The Computer-Assisted Alcohol Infusion System (CAIS) and calculation of alcohol elimination rate (AER)

Participants arrived at the clinical research facility at about 8:00 AM and were instructed to abstain from food and any alcoholic drinks for at least 9 hours before their appointment. Pregnancy status was checked by using a urine pregnancy test upon arrival. The CAIS was used to administer an IV infusion of 6% (V/V) ethanol in half-normal saline using an alcohol clamp paradigm with a PBPK modeling system that calculated the infusion rate needed to carefully control BrAC (breath alcohol concentration) (Ramchandani et al., 1999, Kwo et al., 1998, Ramchandani and O'Connor, 2006, Ramchandani et al., 2006, Zimmermann et al., 2013). The model was programmed to reach a target BrAC of 60 mg%. BrAC followed a linear ascent from 0 to the targeted BAC mg% precisely in 15 minutes, then held pseudo-constant (clamped) for at least 120 minutes. Steady-state infusion rates were achieved after 75 min of clamping. Serial BrAC readings were collected during the ascending limb and the clamped state using a breathalyzer machine (Dräger Alcotest 7410 Plus or 6510, Germany). Readings were entered into the PBPK model-based algorithm, to allow online adjustment of the infusion rate to maintain the targeted BrAC within 5 mg%. The AER was calculated by multiplying the average infusion rate during the steady-state by the infusate concentration (Kwo et al., 1998).

Statistical analysis

Prior to data analysis, the Shapiro-Wilk and Kolmogorov-Smirnov tests were used to evaluate the distributional properties of variables.

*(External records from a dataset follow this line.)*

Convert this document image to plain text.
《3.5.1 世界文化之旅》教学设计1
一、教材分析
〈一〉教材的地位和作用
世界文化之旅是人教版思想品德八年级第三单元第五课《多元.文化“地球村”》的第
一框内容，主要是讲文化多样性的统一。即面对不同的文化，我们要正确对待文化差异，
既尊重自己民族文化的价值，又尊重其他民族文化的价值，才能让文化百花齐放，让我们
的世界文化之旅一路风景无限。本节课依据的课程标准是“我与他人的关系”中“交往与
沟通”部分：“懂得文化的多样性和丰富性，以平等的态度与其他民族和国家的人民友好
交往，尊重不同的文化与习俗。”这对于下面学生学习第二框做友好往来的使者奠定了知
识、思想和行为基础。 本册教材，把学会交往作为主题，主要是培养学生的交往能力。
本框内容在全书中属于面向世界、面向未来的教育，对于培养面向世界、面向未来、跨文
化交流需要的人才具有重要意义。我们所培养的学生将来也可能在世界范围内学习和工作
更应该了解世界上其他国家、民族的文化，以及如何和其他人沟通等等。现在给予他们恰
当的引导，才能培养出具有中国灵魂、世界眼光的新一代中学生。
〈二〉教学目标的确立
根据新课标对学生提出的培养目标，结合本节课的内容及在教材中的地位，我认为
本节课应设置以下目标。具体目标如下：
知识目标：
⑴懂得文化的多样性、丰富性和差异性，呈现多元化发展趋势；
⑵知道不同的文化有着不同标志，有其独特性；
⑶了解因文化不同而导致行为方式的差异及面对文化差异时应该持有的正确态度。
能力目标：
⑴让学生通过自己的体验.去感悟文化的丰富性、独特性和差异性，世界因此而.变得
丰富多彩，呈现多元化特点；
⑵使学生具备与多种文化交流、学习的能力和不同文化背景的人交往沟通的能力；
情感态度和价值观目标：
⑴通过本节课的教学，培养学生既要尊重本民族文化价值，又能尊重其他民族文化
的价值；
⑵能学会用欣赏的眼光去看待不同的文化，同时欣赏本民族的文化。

Correlations between variables were analyzed using Pearson's or Spearman's correlation coefficients, as appropriate. Multiple linear regression analyses were conducted to analyze the association between AER as the dependent variable and BMI, FFM, age, and bariatric surgery as predictors. Regression models were built in three steps. In the first step, the model included age, BMI, and the interaction term of age and BMI. In this model, AER data was positively skewed and required a logarithmic transformation to approximate normal distribution. The second model included age, BMI, FFM, and the interaction term of age and FFM, and the third model included age, BMI, FFM, bariatric surgery, and the interaction term of age and FFM. FFM, BMI, and age were centered on their means prior to running the linear regression analyses to reduce co-linearity among predictor variables. Collinearity was tested with Variance of Inflation (VIF) in regression models, and VIF values less than four were considered non-collinear. Based on their BMI values, women were assigned to three groups: normal weight (BMI> 18.4 and < 25.0 kg/m2), overweight (BMI > 24.9 and < 30.0 kg/m2), or obesity (BMI > 29.9 kg/m2). One-way ANOVA was used to assess statistical differences in the means of continuous variables between BMI groups. Levene's Test of Equality of variances was applied to check the homogeneity of variances between BMI groups. When variances were not homogenous or distributions were not normal, a Welch's ANOVA or Kruskal Wallis H test was used to determine statistically significant differences among groups. All statistical data analyses were performed with SPSS version 27 for Windows (IBM Corp, Armonk, NY), and a criterion of P value ≤ 0.05 was considered for statistical significance.

Results

Obesity and Alcohol Elimination Rate

Obesity was associated with faster AER (rS (143) = 0.70, P < 0.001; Figure 1 A) and older age (rS (143) = 0.64, P < 0.001), and older age was associated with faster AER (rS (143) = 0.61, P < 0.001). Multiple regression analysis revealed no interaction between BMI and age (t(142) = −1.34, P = 0.18). Age and BMI were independent predictors and accounted for 54% of the variation in AER (F(3, 139) = 56.99, P < 0.001) (Table 2). Group comparison among categories of BMI showed that mean AER differed among normal weight, overweight, and obesity groups (FWelch (2, 64.5) = 47.34, P < 0.001). AER was 52% faster (95% confidence interval, 42%- 61%) in women in the group with obesity compared to the group with normal weight (Figure 1B).

Figure 1.

Figure 1.

Figure 1.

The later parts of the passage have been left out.